GHANA – The government of Ghana is set to convert 150,000 hectares of land into grazing reserves in a bid to provide ample feed for cattle, whose grazing and transhumance has led to conflicts between the herders and farmers.

According to reports by Ghanaian Times, the facilities estimated to cost GHc25 million, are going to have forage that could sustain the feeding of about 520,000 cattle over a four-month period.

This implies that once the reserves have their targeted forage, they have four months to prepare the next stock.

Areas to be covered include the Fanteakwa North, Sekyere Afram Plains, Sekyere Kumawu and Adaklu districts, as well as Kintampo North Municipality.

In Ghana, as in many West African countries, pastoralism is at the heart of many conflicts as it is not regulated and the nomads roam miles and miles in search of pasture.

According to a report by OECD published last July, Ghana is one of the African countries most affected by the herd conflicts.

The report revealed that 36,000 violent events were recorded in North and West Africa between January 1997 and April 2020, in which 206 pastoral groups were involved.
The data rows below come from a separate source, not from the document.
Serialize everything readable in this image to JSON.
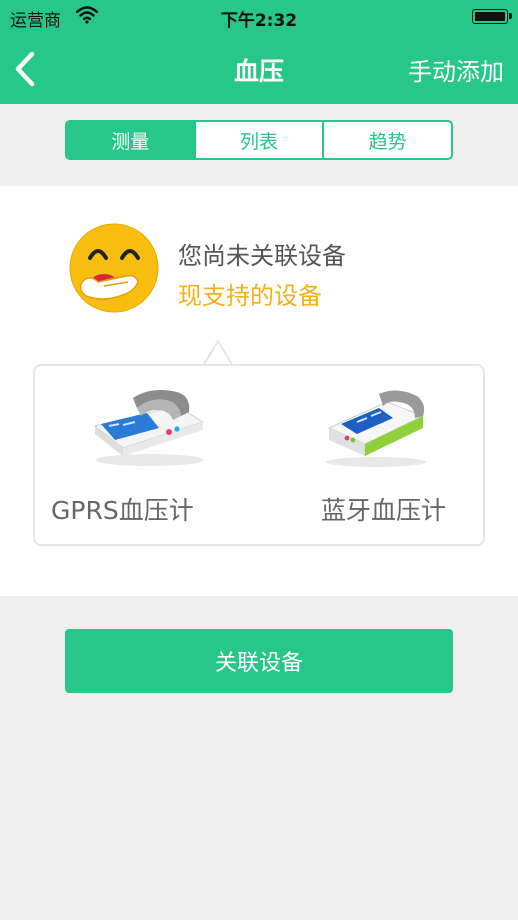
{
  "status_bar": {
    "carrier": "运营商",
    "time": "下午2:32"
  },
  "nav": {
    "title": "血压",
    "right_action": "手动添加"
  },
  "tabs": [
    {
      "label": "测量"
    },
    {
      "label": "列表"
    },
    {
      "label": "趋势"
    }
  ],
  "message": {
    "line1": "您尚未关联设备",
    "line2": "现支持的设备"
  },
  "devices": [
    {
      "label": "GPRS血压计"
    },
    {
      "label": "蓝牙血压计"
    }
  ],
  "actions": {
    "link_device": "关联设备"
  },
  "colors": {
    "primary": "#27c789",
    "accent": "#f3b11a",
    "background": "#efefef"
  }
}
In neighbouring Nigeria where cattle rustling has led to both public and private players rack brains on the sustainable solution to the issue, the Federal Government recently appointed Cownexxion, an international dairy farming consultant to kick-start the National Livestock Transformation Plan.

Focus of the 3-year project will be on feed production, development of knowledge and skills and the transformation of management in a bid to curb the escalating menace.

It will first be undertaken in the states of Nasarawa, Plateau, Gombe and Adamawa, with pilot farms established in each of the locations. The farms will act as a training centre for farmers and extension workers.

Meanwhile, a Nigerian firm, Rabelat Limited has partnered with Instituto Daniel Franco, a Brazilian Non-Governmental Organization (NGO) to set up a centre for animal husbandry in Kwara State.

The collaboration is aimed to serve the same purpose as that of the NLTP of resolving herdsmen and farmers clashes in parts of the country.

The centre, which is expected to have an abattoir, international cattle market and entrepreneurial training institution, will create 50,000 jobs for youth and others in the country.

Further to that, Livestock247, Nigeria’s 1st online livestock platform utilized to undertake buying and selling of live livestock, processed meat and other livestock management services, introduced a cashless rural livestock market.

LivestockXpress was launched in partnership with Zenith Bank Plc, aimed to offer a safe and secure platform to undertake livestock trading.

The introduction of the new service follows the upsurge in criminal activities in Northern Nigeria, where livestock markets have become soft spots for insurgents, rural bandits, and kidnappers.